Rowan frowned. “Don’t do anything stupid, Silas. He’s the king.”
“He’s also the bastard that murdered my father and put these bars on my face. I’m not just gonna give a bow and kiss his hand.” Bershad leaned closer. Tightened his grip on Rowan’s shoulder. “We’ve made it a long way together, but there’s no reason for you to follow me down the river if it comes to that. Promise me you’ll run.”
Rowan swallowed. Gave Bershad a long look.
“I promise.”
Bershad clapped Rowan on the shoulder.
“Good. And don’t worry so much. I’ll try my best not to die.”
* * *
Two female servants took Bershad to a chamber in the second tower. Judging from their hay-colored hair and pale skin, they were Lysterian—a frigid country on the far side of the Soul Sea. Bershad’s longevity as a dragonslayer had made him famous across the realm of Terra, but in Hertzog Malgrave’s castle, treating him with even a shred of respect was bound to earn a servant a score of lashes. Bershad figured the Almiran servants had pawned his clean up duty off on the foreigners in an effort to keep their backs unmarred.
The Lysterians put him into a steaming tub of hot water sprinkled with salts and lavender. Bershad submerged himself once and turned the water black. Dismayed, the girls drained the water and poured a fresh bath, sprinkling a larger portion of salts and herbs this time.
One girl toiled with the knots and rings in Bershad’s hair while the other scrubbed his arms, chest, and back with a brush—removing dried scabs, mud, and dirt. She took special care around his leg wound. The scab had fallen off, leaving a light pink circle that would turn into a raised and gnarled mark. One more scar added to the mess.
When they were done scrubbing, one girl trimmed Bershad’s beard while the other rubbed scented oil into his skin, moving her hands over the deep scars and marred flesh that covered his body. The girls whispered to each other in Lysterian while they worked.
“What’s the big secret?” he asked.
The girl who’d been trimming his beard cleared her throat and spoke i
n a thick accent.
“Faye is confused by your name. You are called flawless, but carry so many marks upon your skin. These are the most she has seen on a man.”
“Yeah, the stories tend to skip that part.”
“Pardon?”
Bershad sighed. He didn’t feel like explaining his name.
“I’m as clean as I’m going to get. Can you bring me a set of clothes?”

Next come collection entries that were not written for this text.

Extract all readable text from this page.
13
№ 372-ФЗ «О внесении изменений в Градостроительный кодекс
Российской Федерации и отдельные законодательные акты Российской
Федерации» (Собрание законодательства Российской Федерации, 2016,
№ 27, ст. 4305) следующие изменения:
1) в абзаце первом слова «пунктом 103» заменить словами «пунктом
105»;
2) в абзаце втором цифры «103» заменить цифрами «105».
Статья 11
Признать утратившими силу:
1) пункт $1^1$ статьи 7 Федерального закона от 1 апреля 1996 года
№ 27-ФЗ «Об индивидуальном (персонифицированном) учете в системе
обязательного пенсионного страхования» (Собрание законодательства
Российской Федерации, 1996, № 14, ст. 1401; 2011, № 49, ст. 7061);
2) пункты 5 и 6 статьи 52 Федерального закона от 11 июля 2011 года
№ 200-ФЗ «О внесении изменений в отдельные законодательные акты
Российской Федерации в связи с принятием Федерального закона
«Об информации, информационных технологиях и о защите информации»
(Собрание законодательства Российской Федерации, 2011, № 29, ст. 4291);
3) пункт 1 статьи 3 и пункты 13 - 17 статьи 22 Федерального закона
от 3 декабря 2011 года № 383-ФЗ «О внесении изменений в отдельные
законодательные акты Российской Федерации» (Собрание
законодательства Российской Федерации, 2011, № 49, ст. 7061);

“Right away,” said the serving girl.
They brought him clean clothes: pants, tunic, and jacket. All of it black with green trim. The jacket had a set of ivory buttons that Bershad couldn’t figure out how to work.
“The fuck are these for?” he muttered to himself.
One of the serving girls smiled and helped him. She crossed the double-breasted jacket and hooked the buttons so they ran up the left side of his chest and closed his collar. It was the finest set of clothes Bershad had worn in fourteen years. He hated them. But when he moved to unbutton the collar the girl slapped his hand away.
“If you’re seeing the king, the collar stays buttoned,” she said firmly.
“You’re the boss.”
While the Lysterians packed up their supplies, Bershad scanned the room for a weapon of some kind. An errant razor or scissor. Even a comb could kill a king. But there was nothing within reach. Not a real setback. Hertzog Malgrave had thrust a miserable life of wandering and killing around his neck. Bershad didn’t have a problem murdering him with his bare hands. Just thinking about watching the life drain out of Hertzog’s eyes filled Bershad’s mouth with the bitter taste of adrenaline and rage. His fingers twitched from the tension flooding his bloodstream.
A nervous and talkative serving boy came to fetch him.
“King Hertzog was just starting to eat his supper in Alior Hall when I brought news of your arrival. He said to get you right away,” the boy said. “I asked if the king would like to see you when he had finished his dinner, and he threw a dish of gravy at me. You can see the stain.” The boy pointed. “In any case, we’d best hurry.”